After some backlash from residents and city officials, Airbnb took down the ads and issued an apology.
“The intent was to show the hotel tax contribution from our hosts and guests, which is roughly $1 million per month. It was the wrong tone and we apologize to anyone who was offended. These ads are being taken down immediately,” said Airbnb spokesman Christopher Nulty.
Airbnb also ran ads on its website aimed at San Francisco residents. Whenever a guest with a local IP address used the site it was presented with ads such as this:
What Airbnb and Uber have become are multibillion-dollar companies without owning a single hotel or taxi, or having a single driver or host employed by them. They have lured local drivers and residents into make a living by breaking existing regulations.

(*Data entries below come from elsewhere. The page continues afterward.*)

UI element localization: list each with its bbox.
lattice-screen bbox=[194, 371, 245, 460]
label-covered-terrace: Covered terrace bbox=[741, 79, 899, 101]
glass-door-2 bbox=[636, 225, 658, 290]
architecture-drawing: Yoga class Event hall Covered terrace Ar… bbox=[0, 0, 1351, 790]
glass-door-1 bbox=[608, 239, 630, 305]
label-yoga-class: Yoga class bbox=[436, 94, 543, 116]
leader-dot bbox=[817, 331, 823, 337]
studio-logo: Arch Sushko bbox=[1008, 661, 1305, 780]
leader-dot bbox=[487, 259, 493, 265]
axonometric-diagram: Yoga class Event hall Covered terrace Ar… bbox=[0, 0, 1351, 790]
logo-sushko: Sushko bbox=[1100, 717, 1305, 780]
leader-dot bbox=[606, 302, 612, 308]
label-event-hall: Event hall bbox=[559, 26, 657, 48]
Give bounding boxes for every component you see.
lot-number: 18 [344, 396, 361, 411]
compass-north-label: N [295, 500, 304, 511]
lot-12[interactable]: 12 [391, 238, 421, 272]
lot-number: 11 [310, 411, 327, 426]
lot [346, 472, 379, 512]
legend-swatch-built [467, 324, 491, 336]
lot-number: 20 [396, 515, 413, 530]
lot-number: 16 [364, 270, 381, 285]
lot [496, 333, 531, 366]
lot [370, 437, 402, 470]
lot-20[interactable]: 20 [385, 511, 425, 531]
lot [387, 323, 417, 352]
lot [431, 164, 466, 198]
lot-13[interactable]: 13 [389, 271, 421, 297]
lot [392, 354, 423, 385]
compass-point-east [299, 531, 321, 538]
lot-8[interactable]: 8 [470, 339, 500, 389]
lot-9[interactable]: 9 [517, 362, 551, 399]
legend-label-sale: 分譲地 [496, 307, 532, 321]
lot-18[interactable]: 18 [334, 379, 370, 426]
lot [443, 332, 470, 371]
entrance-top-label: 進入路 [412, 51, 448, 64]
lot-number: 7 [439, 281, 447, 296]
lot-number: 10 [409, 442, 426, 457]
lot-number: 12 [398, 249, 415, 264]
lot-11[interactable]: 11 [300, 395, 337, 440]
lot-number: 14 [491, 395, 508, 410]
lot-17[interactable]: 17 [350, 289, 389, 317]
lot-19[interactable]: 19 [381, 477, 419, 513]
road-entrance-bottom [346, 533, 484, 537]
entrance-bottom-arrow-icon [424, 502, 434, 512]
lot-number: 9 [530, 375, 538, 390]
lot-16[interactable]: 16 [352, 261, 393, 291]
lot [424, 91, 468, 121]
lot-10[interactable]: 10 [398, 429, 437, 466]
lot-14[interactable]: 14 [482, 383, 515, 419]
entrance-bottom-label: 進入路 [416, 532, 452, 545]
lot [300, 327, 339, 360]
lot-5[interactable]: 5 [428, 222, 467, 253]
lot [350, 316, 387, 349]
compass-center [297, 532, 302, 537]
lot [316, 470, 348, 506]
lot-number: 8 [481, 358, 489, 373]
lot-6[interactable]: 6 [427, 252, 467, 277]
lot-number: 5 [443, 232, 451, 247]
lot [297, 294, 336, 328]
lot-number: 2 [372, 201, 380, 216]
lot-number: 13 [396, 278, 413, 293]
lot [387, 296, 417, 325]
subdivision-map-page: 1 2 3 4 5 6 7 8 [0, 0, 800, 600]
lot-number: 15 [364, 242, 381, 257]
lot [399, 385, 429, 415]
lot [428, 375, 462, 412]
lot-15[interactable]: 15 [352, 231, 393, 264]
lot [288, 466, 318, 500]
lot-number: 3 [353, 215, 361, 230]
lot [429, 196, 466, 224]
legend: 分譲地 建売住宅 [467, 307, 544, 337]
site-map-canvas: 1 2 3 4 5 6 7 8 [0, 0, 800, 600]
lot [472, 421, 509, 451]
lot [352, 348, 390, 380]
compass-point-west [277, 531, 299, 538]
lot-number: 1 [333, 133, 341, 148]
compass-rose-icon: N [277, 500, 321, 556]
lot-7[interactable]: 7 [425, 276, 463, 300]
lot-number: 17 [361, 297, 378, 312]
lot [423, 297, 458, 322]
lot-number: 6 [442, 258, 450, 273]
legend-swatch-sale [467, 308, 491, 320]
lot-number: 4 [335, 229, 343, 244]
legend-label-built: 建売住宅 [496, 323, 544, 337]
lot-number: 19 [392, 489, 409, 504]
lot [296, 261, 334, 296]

Uber and Airbnb constantly avoid disclosing the hosts and drivers to the authorities and have fueled an underground economy, whether local laws allow their business or not.
“Look at its historical game plan: It’s sort of an ‘ask forgiveness, not permission’ approach to moving into cities,” says Mike Issac in The New York Times. “Airbnb starts up widely in an area — San Francisco, for instance — and gets to a large enough scale that renting out one’s home starts to become a normal thing. Perhaps people even support it publicly, or at least rave about it to their friends.
“What is the lesson here? There will be a lot more of this type of thing from this type of company. Just look at Uber, which seems to have perfected the art of bum-rushing cities, then becoming a much-loved necessity to the population.”